Деряба долго молчал, бросил папиросу и нехотя сказал:

— Не знал… А чего вы вообще знали? Себя вы знали. Играет… Разве муж ее, Ванька, так играл? Пять деревень сходилось его игру послушать. Он, когда пошел, сказал: «Трудно будет — все продай, гармонь сбереги». Она не только сберегла, она пилила-пилила, да выучилась. И сармака, и елецкого, и «Семеновну». Хоть худо, да выучилась. Когда я из госпиталя пришел, они уже собирались. Без нее вечерами да поодиночке по домам с ума бы сошли. А может, кто и повесился бы. Ей до смерти наше спасибо. Сама ведь в петлю лезла, как Ваньку убили. Следили. Вытащили. А потом вот собираться стали. Все легше.

Помолчал и добавил:

— У всех ведь у этих… женихи были, а у ней да у Верки мужья. А на всех-то я один вернулся. Да и то ни богу свечка, ни черту кочерга. Ладно, моя Симка подобрала.

И еще помолчал.

— Мне бы, конечно, как мужику, надо играть, — как бы разъясняя, продолжил он. — Да у меня медведь ухо отдавил. Да и Манька все равно бы гармонь не продала. Это у нее все, что от Ивана осталось.

— Так вы… разве… тоже собирались? — растерянно спросил я.

И, как наяву, просто вспыхнули передо мной белые ночи. И площадка наша. И хохот, и смех. И песни, и танцы. И все знакомые, такие молодые, такие здоровые парни. Такие красивые и бойкие на язык наши девушки. Так нас много! И безудержное веселье у нас. Милые, милые, незабываемые, незабываемые деньки и вечера! Золотое-золотое время…

Деряба поглядел на меня и как-то криво усмехнулся.

— А ты что же думал? Мы вам мешать не хотели. У нас ведь как: кто поет, а кто слезы на кулак мотает. А вам вперед жить. Чего вам на нас глядеть? Ты прикинь: я семнадцати ушел — девятнадцати вернулся. Понял? А им что, больше было? Что же мы, не люди, что ли? Вот соберемся за старой мельницей, — знаешь пригорок там? Местечко хорошее, все почти годки друг другу. Одни бабенки да я. Вы, когда подросли, ваше место у школы. А мы там. Неловко как-то, чтоб вы видели. Вот Манька и старается, веселит.
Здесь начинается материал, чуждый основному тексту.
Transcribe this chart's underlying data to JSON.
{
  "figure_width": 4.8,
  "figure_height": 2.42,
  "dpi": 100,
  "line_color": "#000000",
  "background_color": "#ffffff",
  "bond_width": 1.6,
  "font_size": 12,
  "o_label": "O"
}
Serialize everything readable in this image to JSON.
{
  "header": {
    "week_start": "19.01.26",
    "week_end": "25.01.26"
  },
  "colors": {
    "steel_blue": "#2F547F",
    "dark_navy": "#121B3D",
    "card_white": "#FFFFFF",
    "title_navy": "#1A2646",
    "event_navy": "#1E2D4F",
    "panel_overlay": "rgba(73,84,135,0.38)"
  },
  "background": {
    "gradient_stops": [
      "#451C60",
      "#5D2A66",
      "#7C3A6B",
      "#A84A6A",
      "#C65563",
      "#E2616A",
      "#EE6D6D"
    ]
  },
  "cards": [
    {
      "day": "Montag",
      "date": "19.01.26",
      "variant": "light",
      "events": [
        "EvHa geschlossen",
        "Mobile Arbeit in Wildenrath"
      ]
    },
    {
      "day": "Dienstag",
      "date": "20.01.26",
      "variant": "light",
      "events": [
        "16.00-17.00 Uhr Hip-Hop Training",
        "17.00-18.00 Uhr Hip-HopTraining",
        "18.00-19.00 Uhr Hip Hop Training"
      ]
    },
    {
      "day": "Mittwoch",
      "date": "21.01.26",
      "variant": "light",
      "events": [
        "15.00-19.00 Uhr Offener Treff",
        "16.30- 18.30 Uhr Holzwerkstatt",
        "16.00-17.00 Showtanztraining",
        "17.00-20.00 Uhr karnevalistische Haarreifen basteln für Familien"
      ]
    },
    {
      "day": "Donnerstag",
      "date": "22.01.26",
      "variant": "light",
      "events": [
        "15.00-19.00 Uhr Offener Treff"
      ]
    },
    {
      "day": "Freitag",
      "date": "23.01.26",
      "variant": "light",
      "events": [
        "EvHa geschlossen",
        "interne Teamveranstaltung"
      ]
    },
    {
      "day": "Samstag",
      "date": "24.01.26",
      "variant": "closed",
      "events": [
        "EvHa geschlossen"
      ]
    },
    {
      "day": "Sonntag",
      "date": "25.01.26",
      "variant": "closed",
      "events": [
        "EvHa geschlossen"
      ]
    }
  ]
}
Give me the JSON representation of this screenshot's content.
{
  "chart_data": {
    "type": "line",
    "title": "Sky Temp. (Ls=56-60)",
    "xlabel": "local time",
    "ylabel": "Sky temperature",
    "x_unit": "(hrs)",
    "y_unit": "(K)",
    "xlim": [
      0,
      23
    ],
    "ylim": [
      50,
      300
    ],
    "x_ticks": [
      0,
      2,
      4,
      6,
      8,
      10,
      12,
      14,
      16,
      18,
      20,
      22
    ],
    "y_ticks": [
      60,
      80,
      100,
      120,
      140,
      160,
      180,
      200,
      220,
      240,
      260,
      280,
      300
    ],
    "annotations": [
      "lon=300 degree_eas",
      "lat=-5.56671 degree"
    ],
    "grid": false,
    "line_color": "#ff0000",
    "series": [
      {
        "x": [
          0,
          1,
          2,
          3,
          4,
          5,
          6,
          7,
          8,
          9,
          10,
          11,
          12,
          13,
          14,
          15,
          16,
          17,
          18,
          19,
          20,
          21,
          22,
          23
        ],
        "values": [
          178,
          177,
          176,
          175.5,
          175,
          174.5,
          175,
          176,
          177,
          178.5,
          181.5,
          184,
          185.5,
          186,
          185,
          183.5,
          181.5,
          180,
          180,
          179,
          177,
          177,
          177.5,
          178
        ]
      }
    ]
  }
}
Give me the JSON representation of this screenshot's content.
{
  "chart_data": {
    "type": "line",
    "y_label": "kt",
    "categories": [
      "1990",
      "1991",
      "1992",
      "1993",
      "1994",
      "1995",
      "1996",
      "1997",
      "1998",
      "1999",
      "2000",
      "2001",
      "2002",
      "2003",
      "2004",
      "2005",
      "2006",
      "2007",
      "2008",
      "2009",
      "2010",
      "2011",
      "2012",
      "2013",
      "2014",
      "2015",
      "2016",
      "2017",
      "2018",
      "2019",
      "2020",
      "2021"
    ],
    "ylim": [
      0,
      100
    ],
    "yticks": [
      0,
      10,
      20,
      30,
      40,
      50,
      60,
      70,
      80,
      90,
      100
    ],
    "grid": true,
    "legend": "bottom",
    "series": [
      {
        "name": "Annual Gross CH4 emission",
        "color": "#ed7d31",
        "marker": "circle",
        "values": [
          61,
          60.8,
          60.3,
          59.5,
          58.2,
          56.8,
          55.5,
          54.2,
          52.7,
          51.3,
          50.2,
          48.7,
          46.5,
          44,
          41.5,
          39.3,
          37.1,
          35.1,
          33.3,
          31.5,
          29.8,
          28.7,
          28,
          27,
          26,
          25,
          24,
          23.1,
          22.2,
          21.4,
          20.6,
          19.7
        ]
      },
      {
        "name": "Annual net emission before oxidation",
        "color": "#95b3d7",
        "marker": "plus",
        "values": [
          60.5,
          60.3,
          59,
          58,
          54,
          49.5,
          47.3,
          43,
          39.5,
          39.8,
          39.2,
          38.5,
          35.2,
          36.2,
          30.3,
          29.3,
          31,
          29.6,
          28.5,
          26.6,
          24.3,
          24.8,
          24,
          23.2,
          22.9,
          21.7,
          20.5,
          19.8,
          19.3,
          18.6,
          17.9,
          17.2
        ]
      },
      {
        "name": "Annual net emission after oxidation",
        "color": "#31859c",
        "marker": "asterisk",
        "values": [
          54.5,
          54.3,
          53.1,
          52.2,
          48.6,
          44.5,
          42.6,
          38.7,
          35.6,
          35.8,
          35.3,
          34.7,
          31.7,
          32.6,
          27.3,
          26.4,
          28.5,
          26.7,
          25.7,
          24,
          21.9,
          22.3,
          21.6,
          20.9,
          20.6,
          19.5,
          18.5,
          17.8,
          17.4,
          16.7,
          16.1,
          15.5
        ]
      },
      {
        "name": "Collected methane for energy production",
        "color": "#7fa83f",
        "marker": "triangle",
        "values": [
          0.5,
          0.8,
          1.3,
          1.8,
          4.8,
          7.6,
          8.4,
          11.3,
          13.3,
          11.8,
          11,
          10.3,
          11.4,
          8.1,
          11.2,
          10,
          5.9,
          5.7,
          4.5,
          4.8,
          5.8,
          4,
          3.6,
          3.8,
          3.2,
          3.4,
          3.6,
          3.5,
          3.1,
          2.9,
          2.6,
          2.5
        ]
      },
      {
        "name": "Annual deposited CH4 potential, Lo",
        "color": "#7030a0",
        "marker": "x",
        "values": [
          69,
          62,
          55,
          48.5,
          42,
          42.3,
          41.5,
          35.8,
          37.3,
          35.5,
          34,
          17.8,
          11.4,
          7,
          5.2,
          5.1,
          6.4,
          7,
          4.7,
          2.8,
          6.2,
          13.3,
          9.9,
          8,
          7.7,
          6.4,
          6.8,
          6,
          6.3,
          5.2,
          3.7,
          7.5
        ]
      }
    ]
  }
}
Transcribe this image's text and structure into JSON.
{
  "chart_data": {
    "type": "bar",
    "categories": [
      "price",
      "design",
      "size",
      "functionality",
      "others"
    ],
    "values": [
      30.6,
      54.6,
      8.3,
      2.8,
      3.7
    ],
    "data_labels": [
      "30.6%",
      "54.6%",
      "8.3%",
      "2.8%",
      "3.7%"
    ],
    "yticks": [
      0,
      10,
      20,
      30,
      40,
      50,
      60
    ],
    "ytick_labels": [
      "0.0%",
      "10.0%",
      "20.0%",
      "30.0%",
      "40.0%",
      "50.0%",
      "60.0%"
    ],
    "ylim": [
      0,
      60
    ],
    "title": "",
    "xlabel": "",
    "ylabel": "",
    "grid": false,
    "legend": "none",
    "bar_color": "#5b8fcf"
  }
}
Наступал единственный в это время темный час ночи. Пора было спать. Деряба поднялся. Поднялся и я.

— Теперь там, конечно, все лесом заросло, — зевнув, сказал он. — Я в сорок третьем ушел, в сорок пятом возвернулся. Большой уже лес на нашем местечке вырос.

По главной улице посёлка прошла группа — кончили свою вечеринку у школы. У дома Михеевой все разделились и пошли в разные стороны, по своим квартирам.

— Видал? — удовлетворенно мотнул головой в ту сторону Деряба. — Как мышата… Мне выговор всадили, ну, а я их к школе шуганул. Меня, брат, слушаются.

Широко зевнул и стал подниматься к дверям. Не заходя в дом, обернулся и проговорил:

— Вот и разругались. И с ими не пошел. А с другой стороны, посуди, радости-то у них… Каждая, гляди, сейчас пошла к себе. Одна, так и есть одна. Ну, спокойной ночи.

Он ушел в дом, а я стоял и смотрел в сумеречные луга и туда, где когда-то стояла школа. Все темнело да темнело. И ничего уже там видно не было. И ничего не было слышно.

Загрузка...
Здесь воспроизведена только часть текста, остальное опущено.